Data is the basis for transparency and further automation of formerly manual processes. Data enables us to create insights and helps us in decision making and understanding. In a time where facts are the only information that should be spread, we want to provide a platform where professionals can share and distribute curated, high quality data sets. With a user-friendly interface, data can be accessed and shared easily with anyone who wants to put his or her knowledge and work into fighting the COVID-19 crisis.
What it does
Lake COVID will enable to collect and store all relevant data around the current crisis. We are able to host and provide any type of data, at any scale, and with an infrastructure that is of low cost. We implemented Lake COVID with a security layer to prevent unauthorized deletion of insightful data sources. All data sources are cataloged and can easily be searched to find the relevant data in the central repository. With Lake COVID, you will be able to perform insightful analysis quick and easy so that others can benefit from your findings as soon as possible.
How we have built it
We are leveraging existing AWS solutions with the focus on best practices in terms of reliability, security and cost. The solution deploys a console that users can access to search, browse and download available datasets for COVID analysis.
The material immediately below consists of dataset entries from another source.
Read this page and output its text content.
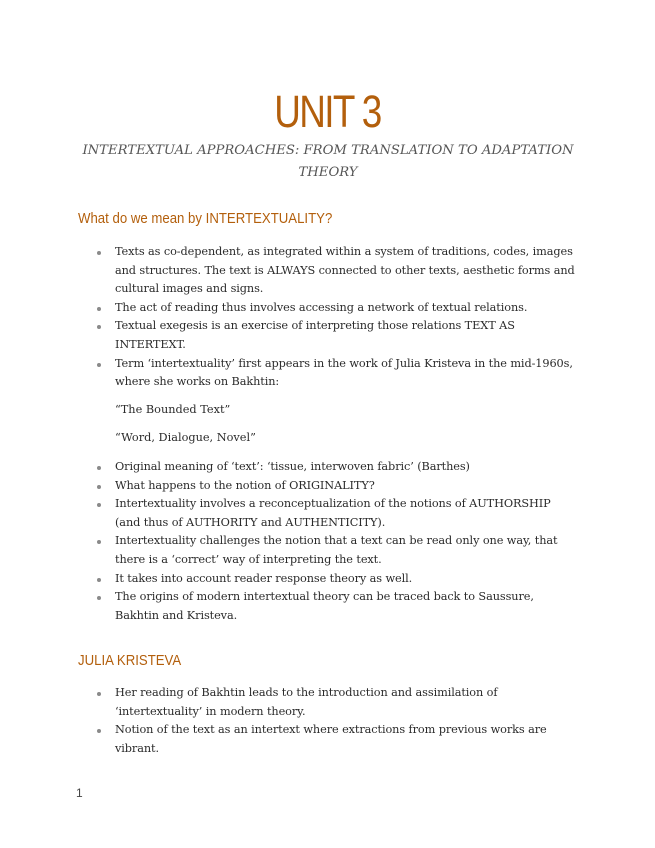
UNIT 3

INTERTEXTUAL APPROACHES: FROM TRANSLATION TO ADAPTATION THEORY

What do we mean by INTERTEXTUALITY?
Texts as co-dependent, as integrated within a system of traditions, codes, images and structures. The text is ALWAYS connected to other texts, aesthetic forms and cultural images and signs.
The act of reading thus involves accessing a network of textual relations.
Textual exegesis is an exercise of interpreting those relations TEXT AS INTERTEXT.
Term ‘intertextuality’ first appears in the work of Julia Kristeva in the mid-1960s, where she works on Bakhtin:

“The Bounded Text”

“Word, Dialogue, Novel”

Original meaning of ‘text’: ‘tissue, interwoven fabric’ (Barthes)
What happens to the notion of ORIGINALITY?
Intertextuality involves a reconceptualization of the notions of AUTHORSHIP (and thus of AUTHORITY and AUTHENTICITY).
Intertextuality challenges the notion that a text can be read only one way, that there is a ‘correct’ way of interpreting the text.
It takes into account reader response theory as well.
The origins of modern intertextual theory can be traced back to Saussure, Bakhtin and Kristeva.
JULIA KRISTEVA
Her reading of Bakhtin leads to the introduction and assimilation of ‘intertextuality’ in modern theory.
Notion of the text as an intertext where extractions from previous works are vibrant.
1
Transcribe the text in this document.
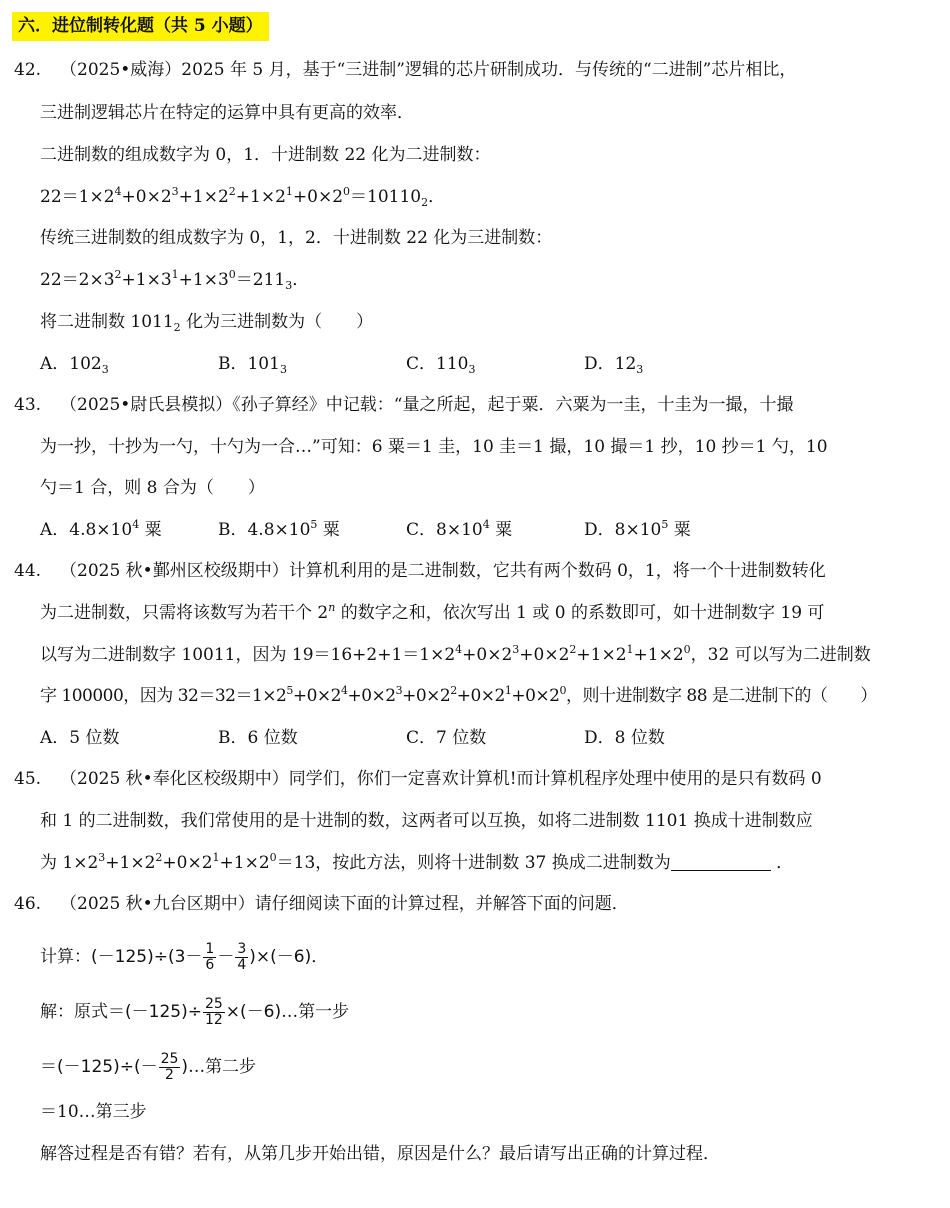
六．进位制转化题（共 5 小题）
42. （2025•威海）2025 年 5 月，基于“三进制”逻辑的芯片研制成功．与传统的“二进制”芯片相比，
三进制逻辑芯片在特定的运算中具有更高的效率．
二进制数的组成数字为 0，1．十进制数 22 化为二进制数：
$22=1\times 2^4+0\times 2^3+1\times 2^2+1\times 2^1+0\times 2^0=10110_2$．
传统三进制数的组成数字为 0，1，2．十进制数 22 化为三进制数：
$22=2\times 3^2+1\times 3^1+1\times 3^0=211_3$．
将二进制数 $1011_2$ 化为三进制数为（　　）
A．$102_3$	B．$101_3$	C．$110_3$	D．$12_3$
43. （2025•尉氏县模拟）《孙子算经》中记载：“量之所起，起于粟．六粟为一圭，十圭为一撮，十撮
为一抄，十抄为一勺，十勺为一合…”可知：6 粟＝1 圭，10 圭＝1 撮，10 撮＝1 抄，10 抄＝1 勺，10
勺＝1 合，则 8 合为（　　）
A．$4.8\times 10^4$ 粟	B．$4.8\times 10^5$ 粟	C．$8\times 10^4$ 粟	D．$8\times 10^5$ 粟
44. （2025 秋•鄞州区校级期中）计算机利用的是二进制数，它共有两个数码 0，1，将一个十进制数转化
为二进制数，只需将该数写为若干个 2$^n$ 的数字之和，依次写出 1 或 0 的系数即可，如十进制数字 19 可
以写为二进制数字 10011，因为 $19=16+2+1=1\times 2^4+0\times 2^3+0\times 2^2+1\times 2^1+1\times 2^0$，32 可以写为二进制数
字 100000，因为 $32=32=1\times 2^5+0\times 2^4+0\times 2^3+0\times 2^2+0\times 2^1+0\times 2^0$，则十进制数字 88 是二进制下的（　　）
A．5 位数	B．6 位数	C．7 位数	D．8 位数
45. （2025 秋•奉化区校级期中）同学们，你们一定喜欢计算机!而计算机程序处理中使用的是只有数码 0
和 1 的二进制数，我们常使用的是十进制的数，这两者可以互换，如将二进制数 1101 换成十进制数应
为 $1\times 2^3+1\times 2^2+0\times 2^1+1\times 2^0=13$，按此方法，则将十进制数 37 换成二进制数为	．
46. （2025 秋•九台区期中）请仔细阅读下面的计算过程，并解答下面的问题．
计算：$(-125)\div(3- \frac{1}{6} - \frac{3}{4} )\times(-6)$．
解：原式$=(-125)\div \frac{25}{12}$ ×(－6)…第一步
$=(-125)\div(- \frac{25}{2}$ )…第二步
＝10…第三步
解答过程是否有错？若有，从第几步开始出错，原因是什么？最后请写出正确的计算过程．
Challenges we ran into and what we learned from it
Team organization and management is key for the success of a project. By splitting the challenge into smaller subtasks we created small teams working on specific features of the data lake. Team leads were selected to coordinate meetings and the information exchange with the other groups. From a technical perspective, we were able to dive deep into some of the data-driven AWS services where we needed to debug and adjust configurations to fit our needs.
Accomplishments that we are proud of
We proudly present a first minimal viable version of our data lake solution. It allows registered users to search, share and update data sets in one consolidated data lake. Data sets will be updated to the latest version by internal crawling procedures to keep the sources always updated.
Login to the data lake
Search for data
What's next for Lake COVID
Our main goal is to spread the word so that data scientists, analysts, and researches of any kind become aware of Lake COVID and can benefit from our work. In these days collaboration is more important than ever before. That is why we want to extend the project by adding further features such as real-time data streaming and advanced data quality checks to provide useful data sources to our users.